Change management, in his view, remains one of the hardest parts. His example was his father, nearly 80, trying to solve a bathroom problem while fixing up a house. Dolen asked whether he had Googled it or checked YouTube. His father replied that he had first asked Enterprise GPT, then looked for examples and videos, and still ultimately needed a plumber because the problem required specialized knowledge. Dolen drew two lessons from the story: people are more adaptive than expected, and specialist human work can remain valuable even when AI is the first stop.
Shadow AI is risky, but the explorers may define the next operating model
The employees pushing AI beyond prescribed company channels may become unusually important, provided they stay inside data and security boundaries. Kantrowitz said he tends to celebrate people using tools outside formal company prescriptions — he gave a personal Claude subscription as an example — if they are not putting customer data into personal instances, because they can become disproportionately impactful inside organizations.

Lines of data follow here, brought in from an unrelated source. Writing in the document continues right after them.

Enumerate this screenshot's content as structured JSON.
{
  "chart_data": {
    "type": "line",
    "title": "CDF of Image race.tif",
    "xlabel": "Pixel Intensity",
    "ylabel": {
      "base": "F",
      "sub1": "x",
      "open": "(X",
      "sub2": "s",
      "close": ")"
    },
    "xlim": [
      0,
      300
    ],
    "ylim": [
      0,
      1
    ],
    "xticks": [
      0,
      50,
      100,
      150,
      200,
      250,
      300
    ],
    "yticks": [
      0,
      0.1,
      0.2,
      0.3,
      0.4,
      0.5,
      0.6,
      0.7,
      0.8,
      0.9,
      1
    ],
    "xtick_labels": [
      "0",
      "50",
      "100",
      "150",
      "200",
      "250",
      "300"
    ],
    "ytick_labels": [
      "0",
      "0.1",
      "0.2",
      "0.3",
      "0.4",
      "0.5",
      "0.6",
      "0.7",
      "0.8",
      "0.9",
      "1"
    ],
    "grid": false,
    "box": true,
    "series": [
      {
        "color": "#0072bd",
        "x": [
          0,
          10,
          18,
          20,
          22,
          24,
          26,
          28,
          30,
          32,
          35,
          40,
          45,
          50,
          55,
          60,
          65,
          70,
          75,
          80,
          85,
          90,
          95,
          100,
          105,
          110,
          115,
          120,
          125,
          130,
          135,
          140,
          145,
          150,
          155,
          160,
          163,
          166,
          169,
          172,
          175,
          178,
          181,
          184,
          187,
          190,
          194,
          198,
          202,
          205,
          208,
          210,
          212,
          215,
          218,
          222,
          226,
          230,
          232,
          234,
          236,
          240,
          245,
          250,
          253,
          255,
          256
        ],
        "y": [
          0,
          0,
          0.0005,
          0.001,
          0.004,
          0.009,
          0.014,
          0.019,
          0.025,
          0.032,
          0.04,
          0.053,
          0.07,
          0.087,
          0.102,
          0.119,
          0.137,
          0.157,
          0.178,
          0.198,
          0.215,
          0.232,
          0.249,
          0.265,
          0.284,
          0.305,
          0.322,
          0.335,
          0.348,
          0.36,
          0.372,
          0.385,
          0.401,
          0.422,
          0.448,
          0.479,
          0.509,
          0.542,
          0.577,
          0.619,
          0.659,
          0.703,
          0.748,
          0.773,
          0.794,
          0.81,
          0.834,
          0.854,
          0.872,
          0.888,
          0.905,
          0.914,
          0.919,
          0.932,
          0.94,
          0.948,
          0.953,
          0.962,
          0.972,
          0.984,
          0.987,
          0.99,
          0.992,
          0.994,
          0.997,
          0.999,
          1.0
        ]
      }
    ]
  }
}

Dolen largely agreed with the importance of those explorers, while keeping the enterprise constraints in view. Security, token costs, regulation, and disruption all explain why organizations restrict AI use. But he said the people building useful things with AI “see the way,” while the rest of the organization may be holding them back.
One PwC partner, Khalil, built functionality in Claude over five weeks of nights and weekends, according to Dolen. Dolen framed the example as work being done within the rules of the organization. Khalil wrote input Python code himself, used Claude to help automate a process his team currently performs, and tried to “agentify” skill sets across the team. The goal was to create an environment where tasks normally assigned to the team could be loaded into the system, producing the output he would otherwise review from team members.
The result, Dolen said, was about 99% right, though Khalil would still review it. Dolen called that the kind of personality that changes professional services, software companies, and other industries. The point was not that everyone becomes a solo founder inside a large company. It was that one or two people willing to explore can show an old industry a new operating model.
Dolen acknowledged that this creates a version of AI-driven shadow IT. But he argued it can happen inside organizational rules if companies become more comfortable with the nomenclature, practices, and encouragement structures. Not every AI push needs to be gamified. Some progress comes from people who lean into the tools, accept the challenge, and push the limits within boundaries.
I encourage people to push the limits, right, because that's actually where progress is made.